Lindale CE Primary School believes that a strong PSHE education is important to help our pupils develop into well-rounded members of society, who able to make a positive contribution to their community. At Lindale, our PSHE curriculum is strongly integrated into all aspects of school life and the curriculum. The school is responsive to issues that are raised by the children and preparing the children for life in Modern Britain. It is linked to developing fitness and healthy life-styles, our school and British values, our religious education programme and sex and relationships education. Other subjects such as English and history raise issues that overlap into the area of PSHE and staff use these opportunities to further enhance children’s social, spiritual, moral and cultural development. This strong focus on developing the whole child means that we cover far more than the basics outlined below.
Please see our PSHE and RSE policy: Lindale CE Primary School PSHE and RSE policy
The programme will cover as a starting point
The Chris Quigley Essential Skills Personal Development Objectives
Teachers and support staff talk to the children about how they are learning. These objectives are key skills that we aim to develop in the children throughout their time at our school. These link to the idea of a growth mindset and that mistakes are good because they help us to learn.
Try new things
Success does not come knocking on the door. We all need to go out and find something in which we can experience success. Finding something that we are good at builds confidence. Some pupils may not be good at the things they spend most of their time doing at school, which can make it even more important that schools have a broad and rich curriculum with something for everyone. As adults, however, we learn that just because we may be good at something doesn’t necessarily mean that we enjoy it. Successful people enjoy what they do. In fact, they love what they do. What they do gives them energy; work feels like play and time flies by. These are the lucky people who have found their energy zone. These people don’t need any external or material reward to motivate them; they do what they do simply because they love it.
Work hard
This is something that most of us don’t want to hear. If we want to get really good at something there are no short cuts. Accomplishment is all about practise and hard work. Pupils need to understand the benefits of working hard. They need to know that work is good and not something that should be avoided. Many pupils become frustrated if they don’t accomplish something immediately. With a television culture of ‘overnight’ success, it is important to teach them that it may take hours and hours of hard work to become really good at something and that in real life success is not easy for anyone.
Concentrate
Children are living in the most intensely stimulating time in the history of the Earth. They are bombarded with images from television advertisements, websites, games consoles and mobile phones. It has never been so important to teach our children how to concentrate. Of course, every teacher will tell pupils of the need to concentrate, but few will teach them how.
Push themselves
To be really successful, pupils need to learn to push themselves. Most adults realise that if they want a healthier lifestyle, joining a gym doesn’t change much. We have to push ourselves to go to the gym. In fact, going to the gym doesn’t change much either if we don’t push ourselves when there. There are lots of ways pupils need to push themselves. For example, when they don’t feel like doing things, when they feel shy, when they think they might fail and when their friends are trying to stop them doing what they want to do. It can be really difficult to push oneself, but it is essential for success.
Imagine
In 1968, George Land gave 1,600 five-year-olds a test in divergent thinking. This involved finding multiple solutions to problems, asking questions and generating ideas. The test results were staggering: 98% scored at what he described as ‘genius’ level. He then re-tested the same children at age ten, by which time the level had declined to 30%. By fifteen years of age, only 12% of the children scored at the genius level. The same test given to 280,000 adults placed their genius level at only 2%. In his book Breakpoint and Beyond’, co-authored by Beth Jarman, Land concluded that non-creative behaviour is learned.

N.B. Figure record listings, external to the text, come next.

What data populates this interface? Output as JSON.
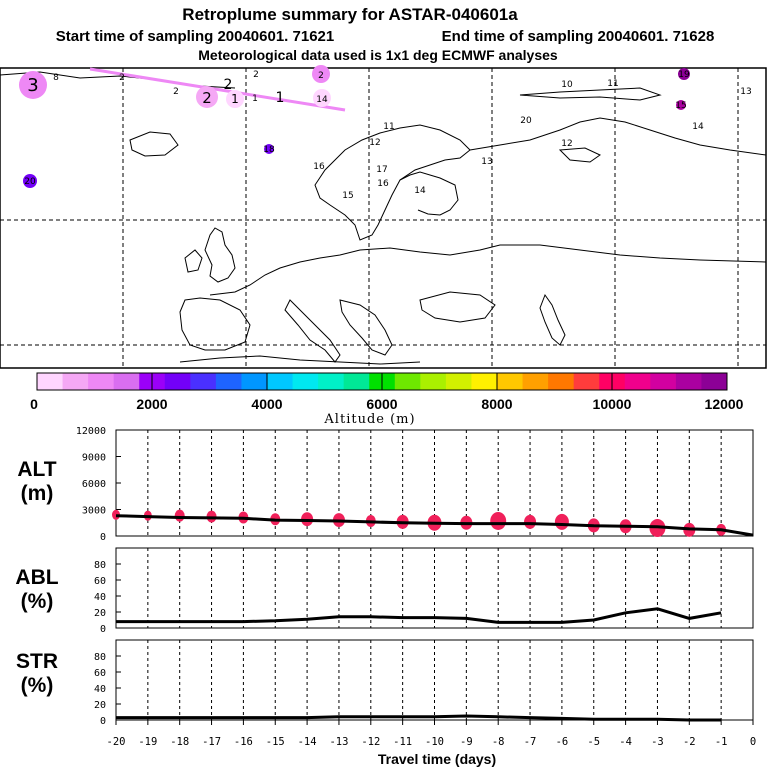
{
  "header": {
    "title": "Retroplume summary for ASTAR-040601a",
    "start_time": "Start time of sampling 20040601. 71621",
    "end_time": "End time of sampling 20040601. 71628",
    "meteo": "Meteorological data used is 1x1 deg ECMWF analyses"
  },
  "map": {
    "markers": [
      {
        "label": "3",
        "size": "big"
      },
      {
        "label": "8",
        "size": "small"
      },
      {
        "label": "2",
        "size": "small"
      },
      {
        "label": "2",
        "size": "mid"
      },
      {
        "label": "2",
        "size": "small"
      },
      {
        "label": "2",
        "size": "small"
      },
      {
        "label": "2",
        "size": "small"
      },
      {
        "label": "1",
        "size": "mid"
      },
      {
        "label": "1",
        "size": "small"
      },
      {
        "label": "1",
        "size": "small"
      },
      {
        "label": "14",
        "size": "mid"
      },
      {
        "label": "10",
        "size": "small"
      },
      {
        "label": "11",
        "size": "small"
      },
      {
        "label": "19",
        "size": "small"
      },
      {
        "label": "13",
        "size": "small"
      },
      {
        "label": "20",
        "size": "small"
      },
      {
        "label": "15",
        "size": "small"
      },
      {
        "label": "14",
        "size": "small"
      },
      {
        "label": "11",
        "size": "small"
      },
      {
        "label": "12",
        "size": "small"
      },
      {
        "label": "12",
        "size": "small"
      },
      {
        "label": "18",
        "size": "small"
      },
      {
        "label": "16",
        "size": "small"
      },
      {
        "label": "17",
        "size": "small"
      },
      {
        "label": "16",
        "size": "small"
      },
      {
        "label": "15",
        "size": "small"
      },
      {
        "label": "14",
        "size": "small"
      },
      {
        "label": "13",
        "size": "small"
      },
      {
        "label": "20",
        "size": "small"
      }
    ],
    "trajectory_color": "#ee88f5"
  },
  "colorbar": {
    "tick_labels": [
      "0",
      "2000",
      "4000",
      "6000",
      "8000",
      "10000",
      "12000"
    ],
    "title": "Altitude (m)",
    "colors": [
      "#ffd6ff",
      "#f5a8f5",
      "#ee88f5",
      "#d96ef0",
      "#9b00f8",
      "#7300f8",
      "#4a30ff",
      "#1e64ff",
      "#0096ff",
      "#00c8ff",
      "#00e8f0",
      "#00f0c8",
      "#00e896",
      "#00e000",
      "#6ee800",
      "#aaf000",
      "#d2f000",
      "#fff000",
      "#ffc800",
      "#ffa000",
      "#ff7800",
      "#ff3c3c",
      "#ff0064",
      "#f0008c",
      "#d200a0",
      "#aa00a0",
      "#8c0096"
    ]
  },
  "chart_data": [
    {
      "type": "line",
      "panel": "ALT",
      "ylabel": "ALT",
      "yunit": "(m)",
      "ylim": [
        0,
        12000
      ],
      "yticks": [
        "0",
        "3000",
        "6000",
        "9000",
        "12000"
      ],
      "x": [
        -20,
        -19,
        -18,
        -17,
        -16,
        -15,
        -14,
        -13,
        -12,
        -11,
        -10,
        -9,
        -8,
        -7,
        -6,
        -5,
        -4,
        -3,
        -2,
        -1,
        0
      ],
      "values": [
        2300,
        2200,
        2100,
        2050,
        2000,
        1800,
        1750,
        1700,
        1600,
        1500,
        1450,
        1400,
        1400,
        1400,
        1300,
        1150,
        1100,
        1050,
        800,
        700,
        100
      ],
      "markers": [
        {
          "x": -20,
          "y": 2400,
          "r": 4
        },
        {
          "x": -19,
          "y": 2300,
          "r": 4
        },
        {
          "x": -18,
          "y": 2300,
          "r": 5
        },
        {
          "x": -17,
          "y": 2200,
          "r": 5
        },
        {
          "x": -16,
          "y": 2100,
          "r": 5
        },
        {
          "x": -15,
          "y": 1900,
          "r": 5
        },
        {
          "x": -14,
          "y": 1900,
          "r": 6
        },
        {
          "x": -13,
          "y": 1800,
          "r": 6
        },
        {
          "x": -12,
          "y": 1700,
          "r": 5
        },
        {
          "x": -11,
          "y": 1600,
          "r": 6
        },
        {
          "x": -10,
          "y": 1500,
          "r": 7
        },
        {
          "x": -9,
          "y": 1500,
          "r": 6
        },
        {
          "x": -8,
          "y": 1700,
          "r": 8
        },
        {
          "x": -7,
          "y": 1600,
          "r": 6
        },
        {
          "x": -6,
          "y": 1600,
          "r": 7
        },
        {
          "x": -5,
          "y": 1200,
          "r": 6
        },
        {
          "x": -4,
          "y": 1100,
          "r": 6
        },
        {
          "x": -3,
          "y": 900,
          "r": 8
        },
        {
          "x": -2,
          "y": 700,
          "r": 6
        },
        {
          "x": -1,
          "y": 700,
          "r": 5
        }
      ],
      "marker_color": "#f0205a"
    },
    {
      "type": "line",
      "panel": "ABL",
      "ylabel": "ABL",
      "yunit": "(%)",
      "ylim": [
        0,
        100
      ],
      "yticks": [
        "0",
        "20",
        "40",
        "60",
        "80"
      ],
      "x": [
        -20,
        -19,
        -18,
        -17,
        -16,
        -15,
        -14,
        -13,
        -12,
        -11,
        -10,
        -9,
        -8,
        -7,
        -6,
        -5,
        -4,
        -3,
        -2,
        -1
      ],
      "values": [
        8,
        8,
        8,
        8,
        8,
        9,
        11,
        14,
        14,
        13,
        13,
        12,
        7,
        7,
        7,
        10,
        19,
        24,
        12,
        19
      ]
    },
    {
      "type": "line",
      "panel": "STR",
      "ylabel": "STR",
      "yunit": "(%)",
      "ylim": [
        0,
        100
      ],
      "yticks": [
        "0",
        "20",
        "40",
        "60",
        "80"
      ],
      "x": [
        -20,
        -19,
        -18,
        -17,
        -16,
        -15,
        -14,
        -13,
        -12,
        -11,
        -10,
        -9,
        -8,
        -7,
        -6,
        -5,
        -4,
        -3,
        -2,
        -1
      ],
      "values": [
        3,
        3,
        3,
        3,
        3,
        3,
        3,
        4,
        4,
        4,
        4,
        5,
        4,
        3,
        2,
        1,
        1,
        1,
        0,
        0
      ]
    }
  ],
  "xaxis": {
    "tick_labels": [
      "-20",
      "-19",
      "-18",
      "-17",
      "-16",
      "-15",
      "-14",
      "-13",
      "-12",
      "-11",
      "-10",
      "-9",
      "-8",
      "-7",
      "-6",
      "-5",
      "-4",
      "-3",
      "-2",
      "-1",
      "0"
    ],
    "label": "Travel time (days)"
  }
}
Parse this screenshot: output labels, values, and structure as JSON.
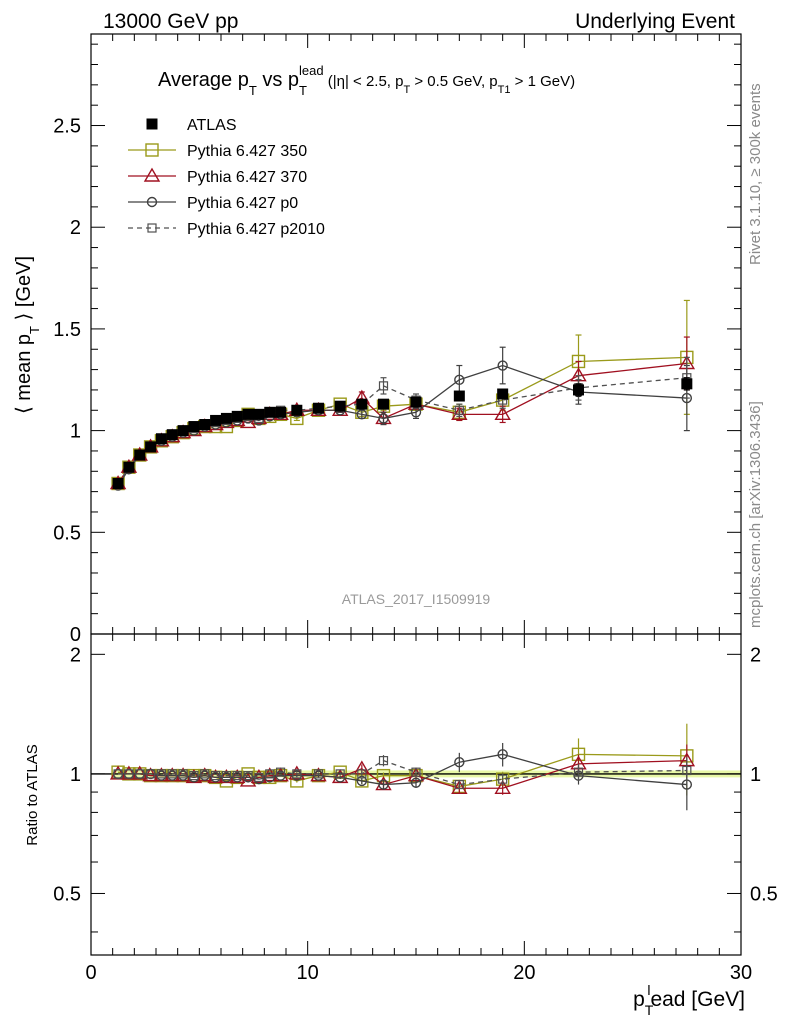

The test shows what most of us know: children have a fantastic imagination, which mostly declines with age. This decline is the enemy of success. To help children to be successful we need to help them to keep having ideas as they get older.
Improve
Successful people are always trying to make things better. This doesn’t mean there is anything wrong with what they have but they know that there is always room for improvement. They try to make good things great. Rather than making any radical transformations, however, they tend to make lots of small adjustments. This is what we can teach our children: great things do not happen suddenly. They are the result of lots of tweaking and refinement. We can all make things a little bit better. We can all take small steps to greatness.
Understand others
Aristotle made the distinction between what he called sophia and phronesis. Sophia was wisdom of the world – what came to be called science. He spoke of the importance of understanding how the world works. However, he also stressed that, in itself, this was not enough for civilisation to flourish. Society also needed phronesis. This was the application of this wisdom in the service of others. Thousands of years later, Aristotle’s words are just as true. Successful people use what they know to try to be useful to others. Instead of asking ‘What’s in it for me?’ they ask, ‘What can I give?’ If we look at a successful business, it gives people things they value, at the right price. If we look at a successful public service, it gives people what they value at the right time.
Not give up
Successful people have bad luck, setbacks, failures, criticism and rejection but they always find a way around these problems. Children need to understand that if they have bad luck, they are not alone. Most of us tend to focus on the accomplishments of successful people rather than their mishaps or setbacks. We need to tell children about the times we failed, were rejected and criticised but also how we bounced back.